Autor (overvoice): In meinen etwas boshafteren Augenblicken bin ich geneigt, Paul Gerhardt für einen Zyniker zu halten. Wer kurz nach dem Ende eines dreißigjährigen Krieges, 1653, ein solches Gedicht schreibt, kann halt leicht in Verdacht geraten, ein Idiot zu sein oder eben ein Zyniker. Natürlich war er beides nicht. Er konnte ertragen, was ihm das Leben aufgehalst hatte. Gott ließ ihn aus mancher Angst genesen, wie er sagt. Diese Zuversicht hat ihn nie verlassen, selbst als ihn seine Kräfte verließen. Das kann ich noch nicht so gut. Noch kann ich meine Grenzen noch nicht so einfach annehmen. Noch kann ich meine Hände nicht einfach in den Schoß legen und vertrauensvoll sagen: Gott, übernimm du; ich kann nicht mehr, nicht mehr so, wie ich es gerne hätte. Übernimm du und mach, wie du es willst. Dann wird es gut.

Paul Gerhardt konnte es.

Sprecherin: Als es mir wehe tat im Herzen und mich stach in meinen Nieren, da war ich ein Narr und wusste nichts. Dennoch bleibe ich stets an dir; denn du, Gott, hältst mich bei meiner rechten Hand. Du leitest mich nach deinem Rat und nimmst mich am Ende mit Ehren an. Wenn ich nur dich habe, so frage ich nichts nach Himmel und Erde. Wenn mir gleich Leib und Seele verschmachtet, so bist du doch, Gott, allezeit meines Herzens Trost und mein Heil. (Psalm 73, 23-26)
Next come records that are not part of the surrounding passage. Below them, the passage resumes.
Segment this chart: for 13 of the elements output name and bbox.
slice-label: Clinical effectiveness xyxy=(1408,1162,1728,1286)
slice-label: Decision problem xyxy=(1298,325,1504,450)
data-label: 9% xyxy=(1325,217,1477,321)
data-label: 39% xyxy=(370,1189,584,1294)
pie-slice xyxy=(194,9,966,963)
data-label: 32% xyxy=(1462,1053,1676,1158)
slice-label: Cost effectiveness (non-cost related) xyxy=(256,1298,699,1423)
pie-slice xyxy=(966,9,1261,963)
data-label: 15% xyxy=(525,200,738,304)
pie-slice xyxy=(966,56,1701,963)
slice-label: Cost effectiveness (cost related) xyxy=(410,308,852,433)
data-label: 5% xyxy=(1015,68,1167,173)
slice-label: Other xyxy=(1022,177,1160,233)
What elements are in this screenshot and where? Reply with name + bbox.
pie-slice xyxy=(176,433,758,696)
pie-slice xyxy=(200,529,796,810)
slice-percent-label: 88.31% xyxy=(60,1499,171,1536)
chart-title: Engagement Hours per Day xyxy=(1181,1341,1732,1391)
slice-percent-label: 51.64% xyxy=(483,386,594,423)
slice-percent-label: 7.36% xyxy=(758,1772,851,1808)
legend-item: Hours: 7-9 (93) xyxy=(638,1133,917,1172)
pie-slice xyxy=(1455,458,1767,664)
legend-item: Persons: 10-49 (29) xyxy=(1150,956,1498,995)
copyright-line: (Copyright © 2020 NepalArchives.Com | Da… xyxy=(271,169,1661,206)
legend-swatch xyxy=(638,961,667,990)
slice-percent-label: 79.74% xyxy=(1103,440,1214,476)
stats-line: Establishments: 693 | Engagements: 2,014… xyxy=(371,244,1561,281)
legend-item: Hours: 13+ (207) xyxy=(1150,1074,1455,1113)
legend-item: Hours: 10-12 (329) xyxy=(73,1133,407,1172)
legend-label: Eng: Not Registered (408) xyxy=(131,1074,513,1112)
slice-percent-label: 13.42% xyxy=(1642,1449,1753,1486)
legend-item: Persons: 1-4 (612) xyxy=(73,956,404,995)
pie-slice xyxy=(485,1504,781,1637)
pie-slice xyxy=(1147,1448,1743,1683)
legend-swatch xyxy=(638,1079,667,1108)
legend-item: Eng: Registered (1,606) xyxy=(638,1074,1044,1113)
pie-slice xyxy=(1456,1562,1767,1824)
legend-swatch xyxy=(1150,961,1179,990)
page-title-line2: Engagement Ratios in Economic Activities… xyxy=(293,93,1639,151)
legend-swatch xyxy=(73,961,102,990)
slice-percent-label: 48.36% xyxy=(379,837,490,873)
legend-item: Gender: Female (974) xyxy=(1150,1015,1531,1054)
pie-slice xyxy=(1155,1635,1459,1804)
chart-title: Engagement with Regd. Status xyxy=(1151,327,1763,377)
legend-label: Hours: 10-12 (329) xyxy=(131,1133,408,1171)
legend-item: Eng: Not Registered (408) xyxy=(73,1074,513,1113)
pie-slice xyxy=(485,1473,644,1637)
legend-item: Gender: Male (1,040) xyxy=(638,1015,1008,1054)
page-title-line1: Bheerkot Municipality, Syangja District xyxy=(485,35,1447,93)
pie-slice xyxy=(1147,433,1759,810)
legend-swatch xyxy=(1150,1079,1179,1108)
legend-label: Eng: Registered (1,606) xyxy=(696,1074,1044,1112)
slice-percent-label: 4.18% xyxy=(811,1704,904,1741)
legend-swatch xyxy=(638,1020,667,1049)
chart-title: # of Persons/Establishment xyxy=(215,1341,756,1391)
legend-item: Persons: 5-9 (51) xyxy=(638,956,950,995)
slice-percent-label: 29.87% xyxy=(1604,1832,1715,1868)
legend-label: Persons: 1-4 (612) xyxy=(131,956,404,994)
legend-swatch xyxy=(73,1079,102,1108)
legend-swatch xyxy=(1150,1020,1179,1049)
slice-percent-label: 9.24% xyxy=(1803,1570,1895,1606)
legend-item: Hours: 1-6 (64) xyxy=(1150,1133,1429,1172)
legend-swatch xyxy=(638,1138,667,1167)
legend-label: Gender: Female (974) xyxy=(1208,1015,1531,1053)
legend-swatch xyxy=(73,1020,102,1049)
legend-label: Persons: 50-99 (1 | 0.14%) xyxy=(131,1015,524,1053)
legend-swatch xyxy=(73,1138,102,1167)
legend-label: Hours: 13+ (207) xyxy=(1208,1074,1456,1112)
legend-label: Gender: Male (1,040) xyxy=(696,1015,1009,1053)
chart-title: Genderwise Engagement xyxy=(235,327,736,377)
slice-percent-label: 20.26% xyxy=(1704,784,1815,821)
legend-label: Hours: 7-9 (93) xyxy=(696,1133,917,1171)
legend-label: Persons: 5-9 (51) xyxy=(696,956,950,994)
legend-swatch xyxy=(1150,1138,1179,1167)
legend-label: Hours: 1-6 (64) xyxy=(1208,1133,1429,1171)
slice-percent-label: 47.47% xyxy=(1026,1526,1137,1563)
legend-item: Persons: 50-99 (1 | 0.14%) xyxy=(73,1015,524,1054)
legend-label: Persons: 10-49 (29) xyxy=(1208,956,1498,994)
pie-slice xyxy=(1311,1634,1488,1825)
Musik 2: Choral, Strophe 10, Track 1: „Sollt ich meinem Gott nicht singen?“

Sprecherin (overvoive): Weil denn weder Ziel noch Ende sich in Gottes Liebe find’t, ei, so heb ich meine Hände zu dir, Vater, als dein Kind, bitte, wollst mir Gnade geben, dich aus aller meiner Macht zu umfangen Tag und Nacht hier in meinem ganzen Leben, bis ich dich nach dieser Zeit lob und lieb in Ewigkeit.